Oxford and other Ivy League universities have the reputation of being fine institutions that educate their students rigorously. They are viewed by many as being at the top of the pecking order and their degrees are viewed as a bench-mark for students. Competition for places is high so the Universities get their pick of the students as their degrees are so sought after. They are often seen as a key into the high end of professions such as law and banking. The academics are highly respected and viewed as an authority in their area of study.
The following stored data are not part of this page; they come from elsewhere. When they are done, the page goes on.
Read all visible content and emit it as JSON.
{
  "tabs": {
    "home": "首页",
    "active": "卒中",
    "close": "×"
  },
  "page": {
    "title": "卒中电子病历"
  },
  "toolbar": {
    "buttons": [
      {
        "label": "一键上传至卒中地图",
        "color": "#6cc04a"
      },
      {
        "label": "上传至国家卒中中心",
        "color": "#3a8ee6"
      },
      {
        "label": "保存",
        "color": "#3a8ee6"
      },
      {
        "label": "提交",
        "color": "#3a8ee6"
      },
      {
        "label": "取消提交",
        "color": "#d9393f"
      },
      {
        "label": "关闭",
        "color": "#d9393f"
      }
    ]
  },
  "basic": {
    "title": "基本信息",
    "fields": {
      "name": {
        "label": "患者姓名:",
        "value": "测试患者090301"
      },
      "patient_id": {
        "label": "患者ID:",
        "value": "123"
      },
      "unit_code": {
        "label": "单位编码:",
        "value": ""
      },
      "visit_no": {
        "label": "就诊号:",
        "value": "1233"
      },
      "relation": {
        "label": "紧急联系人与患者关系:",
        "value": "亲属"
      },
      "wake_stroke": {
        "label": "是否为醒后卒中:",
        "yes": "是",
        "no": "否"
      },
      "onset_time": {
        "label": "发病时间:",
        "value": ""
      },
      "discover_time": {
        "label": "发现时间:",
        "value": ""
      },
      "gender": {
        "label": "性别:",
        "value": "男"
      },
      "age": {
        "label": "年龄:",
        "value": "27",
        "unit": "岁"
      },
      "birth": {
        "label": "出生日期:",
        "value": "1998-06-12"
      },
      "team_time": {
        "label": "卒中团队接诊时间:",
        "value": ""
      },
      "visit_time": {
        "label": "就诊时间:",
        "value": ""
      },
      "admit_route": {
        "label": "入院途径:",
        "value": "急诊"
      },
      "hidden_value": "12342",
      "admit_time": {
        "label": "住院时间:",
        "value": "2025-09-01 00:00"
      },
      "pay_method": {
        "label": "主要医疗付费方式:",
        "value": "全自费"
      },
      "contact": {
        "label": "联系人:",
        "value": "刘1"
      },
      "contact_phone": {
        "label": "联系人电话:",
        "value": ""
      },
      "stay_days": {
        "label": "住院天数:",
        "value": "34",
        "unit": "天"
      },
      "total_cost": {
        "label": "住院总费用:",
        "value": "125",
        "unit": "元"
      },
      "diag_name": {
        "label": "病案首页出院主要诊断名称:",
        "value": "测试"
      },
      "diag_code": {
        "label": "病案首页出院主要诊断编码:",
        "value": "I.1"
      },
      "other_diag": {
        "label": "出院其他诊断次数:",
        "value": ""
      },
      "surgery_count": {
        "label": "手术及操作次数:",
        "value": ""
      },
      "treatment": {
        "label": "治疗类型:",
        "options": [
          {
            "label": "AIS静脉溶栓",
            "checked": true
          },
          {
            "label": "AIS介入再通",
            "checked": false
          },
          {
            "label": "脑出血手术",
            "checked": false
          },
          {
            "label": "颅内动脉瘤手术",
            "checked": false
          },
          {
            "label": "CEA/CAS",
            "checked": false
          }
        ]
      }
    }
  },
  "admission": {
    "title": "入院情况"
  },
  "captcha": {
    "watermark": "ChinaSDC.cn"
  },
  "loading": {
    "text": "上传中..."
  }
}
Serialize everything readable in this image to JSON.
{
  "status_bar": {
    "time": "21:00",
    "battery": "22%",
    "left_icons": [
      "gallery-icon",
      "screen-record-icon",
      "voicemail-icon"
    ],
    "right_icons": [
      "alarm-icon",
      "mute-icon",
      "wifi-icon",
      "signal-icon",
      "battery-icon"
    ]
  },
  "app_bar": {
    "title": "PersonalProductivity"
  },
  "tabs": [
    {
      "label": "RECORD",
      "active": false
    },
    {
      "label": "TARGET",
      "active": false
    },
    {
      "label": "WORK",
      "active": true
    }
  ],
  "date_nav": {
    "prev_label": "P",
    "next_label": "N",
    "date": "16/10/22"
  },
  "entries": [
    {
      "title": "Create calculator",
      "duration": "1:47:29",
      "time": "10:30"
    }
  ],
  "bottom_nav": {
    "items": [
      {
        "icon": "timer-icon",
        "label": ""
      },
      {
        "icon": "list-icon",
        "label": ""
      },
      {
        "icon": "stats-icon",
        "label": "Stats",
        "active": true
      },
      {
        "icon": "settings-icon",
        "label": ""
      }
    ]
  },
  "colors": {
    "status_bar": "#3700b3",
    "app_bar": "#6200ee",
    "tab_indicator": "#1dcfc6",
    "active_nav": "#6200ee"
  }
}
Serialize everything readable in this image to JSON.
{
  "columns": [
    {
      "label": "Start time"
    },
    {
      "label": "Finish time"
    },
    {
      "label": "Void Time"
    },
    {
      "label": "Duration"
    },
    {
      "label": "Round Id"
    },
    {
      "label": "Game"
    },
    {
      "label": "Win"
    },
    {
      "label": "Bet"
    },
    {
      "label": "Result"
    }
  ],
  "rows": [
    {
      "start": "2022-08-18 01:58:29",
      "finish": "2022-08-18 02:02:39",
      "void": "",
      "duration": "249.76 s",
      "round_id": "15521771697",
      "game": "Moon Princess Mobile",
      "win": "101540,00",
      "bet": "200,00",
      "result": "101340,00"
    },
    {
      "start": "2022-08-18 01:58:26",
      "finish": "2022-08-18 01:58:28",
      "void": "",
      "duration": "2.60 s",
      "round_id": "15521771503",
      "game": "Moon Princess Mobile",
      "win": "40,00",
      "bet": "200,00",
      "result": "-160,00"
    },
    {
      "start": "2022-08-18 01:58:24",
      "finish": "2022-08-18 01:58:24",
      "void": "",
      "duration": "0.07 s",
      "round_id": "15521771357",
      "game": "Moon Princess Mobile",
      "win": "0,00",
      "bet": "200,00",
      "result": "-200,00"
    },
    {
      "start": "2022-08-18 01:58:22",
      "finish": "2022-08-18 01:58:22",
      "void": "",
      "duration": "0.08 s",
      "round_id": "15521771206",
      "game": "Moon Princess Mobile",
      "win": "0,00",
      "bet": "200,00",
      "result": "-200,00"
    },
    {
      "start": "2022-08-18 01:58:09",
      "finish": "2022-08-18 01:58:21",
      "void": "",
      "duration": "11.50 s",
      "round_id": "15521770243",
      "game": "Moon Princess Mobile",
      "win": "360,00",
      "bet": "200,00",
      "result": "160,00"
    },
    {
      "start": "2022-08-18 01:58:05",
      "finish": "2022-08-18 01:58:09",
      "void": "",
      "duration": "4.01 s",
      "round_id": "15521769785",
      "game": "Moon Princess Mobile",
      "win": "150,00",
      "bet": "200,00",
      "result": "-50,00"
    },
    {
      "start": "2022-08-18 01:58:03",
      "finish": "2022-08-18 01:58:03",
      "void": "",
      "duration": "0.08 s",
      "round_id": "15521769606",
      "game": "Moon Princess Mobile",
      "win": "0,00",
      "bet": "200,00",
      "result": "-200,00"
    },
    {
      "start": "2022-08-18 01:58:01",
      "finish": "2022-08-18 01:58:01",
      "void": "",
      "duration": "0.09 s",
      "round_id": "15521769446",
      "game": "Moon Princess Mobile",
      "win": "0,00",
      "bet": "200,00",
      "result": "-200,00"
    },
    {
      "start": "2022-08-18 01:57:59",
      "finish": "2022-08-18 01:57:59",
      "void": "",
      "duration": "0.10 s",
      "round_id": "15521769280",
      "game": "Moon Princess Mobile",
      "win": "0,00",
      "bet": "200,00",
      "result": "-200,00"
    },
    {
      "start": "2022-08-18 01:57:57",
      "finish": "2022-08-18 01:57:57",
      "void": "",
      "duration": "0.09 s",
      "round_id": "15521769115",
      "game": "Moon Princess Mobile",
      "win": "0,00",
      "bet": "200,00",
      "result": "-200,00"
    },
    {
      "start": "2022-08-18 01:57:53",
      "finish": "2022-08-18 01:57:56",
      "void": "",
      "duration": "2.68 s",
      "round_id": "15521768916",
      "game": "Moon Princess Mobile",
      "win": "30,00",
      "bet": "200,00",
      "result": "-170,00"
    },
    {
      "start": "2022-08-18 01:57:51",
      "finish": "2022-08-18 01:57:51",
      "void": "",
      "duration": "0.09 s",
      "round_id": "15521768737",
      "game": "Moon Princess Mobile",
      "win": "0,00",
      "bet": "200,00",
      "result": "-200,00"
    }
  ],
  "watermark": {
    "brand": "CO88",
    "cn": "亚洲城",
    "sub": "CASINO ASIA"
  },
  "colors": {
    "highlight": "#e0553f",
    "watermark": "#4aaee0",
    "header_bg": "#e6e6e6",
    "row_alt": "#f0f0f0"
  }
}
I sat my undergraduate degree at Oxford University - the workload was considerably higher than on the corresponding courses at other Universities so it was a challenge in that sense. Beyond this and the ancient buildings though, I didn't find it particularly special. There is this aura about the place that it must be full of brilliant people and often people are amazed in my home town of Sheffield when I mention that I have studied there. There is still a huge class association with Oxford. I also find it worrying that people would look up to graduates and professors of these institutions like they are authorities. Naturally a lot of graduates and professors could be happy to agree with this! It's tempting to go along with the view that these institutions are simply the bees-knees, particularly after working so hard in them but I wonder if everybody thinks this. It sometimes saddens me when I hear people express regret that they didn't 'get in' to sit a course at Oxford as if this means that they must be less intelligent than somebody who did 'get in'. Some people never seem to let this go. My experience was that the students and professors are really just another mixed-bag - most are nothing special, some are pretty talented and a lot of them in my view can become quite arrogant and narrow-minded.

I wonder what people's perceptions of these universities are? Should they be so revered?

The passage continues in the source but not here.